RWE and a subsidiary of Indian utility Tata Power have signed a memorandum of understanding (MoU) to explore the joint development of offshore wind projects in India.

The Indian government has announced that it wants to achieve 30GW of offshore wind installations by 2030 to meet the country’s growing power demands.

India has a 7,600km coastline and the government is currently devising a regulatory framework for the first offshore wind auctions off the coast of Tamil Nadu, the country’s southernmost state, and Gujarat, in the north.

The companies said offshore wind had the potential to create “significant” infrastructure development and jobs in the two states.

Under the terms of the MoU, RWE and Tata Power Renewable Energy will use their “complementary strengths” to help establish a competitive offshore wind market in India.

Tata Power is one of India’s largest integrated power companies, while RWE has expertise in offshore wind projects.

RWE has stated that it intends to triple its global offshore wind capacity from 2.4GW to 8GW by 2030, and has earmarked growth in Europe, North America and the Asia Pacific region, including India.

The company will begin to staff its existing office in India with experienced offshore wind staff from the country as well as Europe to ensure that it has the necessary expertise in place.  

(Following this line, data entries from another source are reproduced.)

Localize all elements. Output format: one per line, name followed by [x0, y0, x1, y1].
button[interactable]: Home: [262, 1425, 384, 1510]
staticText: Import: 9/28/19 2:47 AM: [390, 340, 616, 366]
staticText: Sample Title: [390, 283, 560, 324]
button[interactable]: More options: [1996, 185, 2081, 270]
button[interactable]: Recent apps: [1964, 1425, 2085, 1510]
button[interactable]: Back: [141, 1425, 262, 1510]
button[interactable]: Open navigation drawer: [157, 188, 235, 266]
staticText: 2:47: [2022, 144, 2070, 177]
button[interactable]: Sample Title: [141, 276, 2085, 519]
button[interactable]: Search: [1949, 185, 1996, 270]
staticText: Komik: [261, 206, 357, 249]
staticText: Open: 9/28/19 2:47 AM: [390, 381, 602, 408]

Tata power has a portfolio of nearly 5GW of renewable power, of which around 1.8GW is under construction.

The companies have not stated whether they envisage using floating platforms or fixed-bottom foundations or how much capacity they intend to build.

Fact-finding

As part of the MoU, the two companies will conduct technical and commercial assessments of potential sites for offshore wind, as well as evaluate existing infrastructure, such as ports and grid connections.

This will help identify existing strengths in the offshore wind supply chain as well as what development is still needed.

Sven Utermöhlen, chief executive of offshore wind for RWE Renewables, said: “India has excellent wind resources, which can help to meet the country’s increasing energy demands. If clear regulations and an effective tender scheme are in place, we expect India’s offshore wind industry will gain a real momentum.” 

Dr Praveer Sinha, chief executive and managing director of Tata Power, said: “In view of the Indian government's heightened focus on offshore wind farms to address the country's expanding electricity demands, the collaboration [with RWE] becomes even more significant.”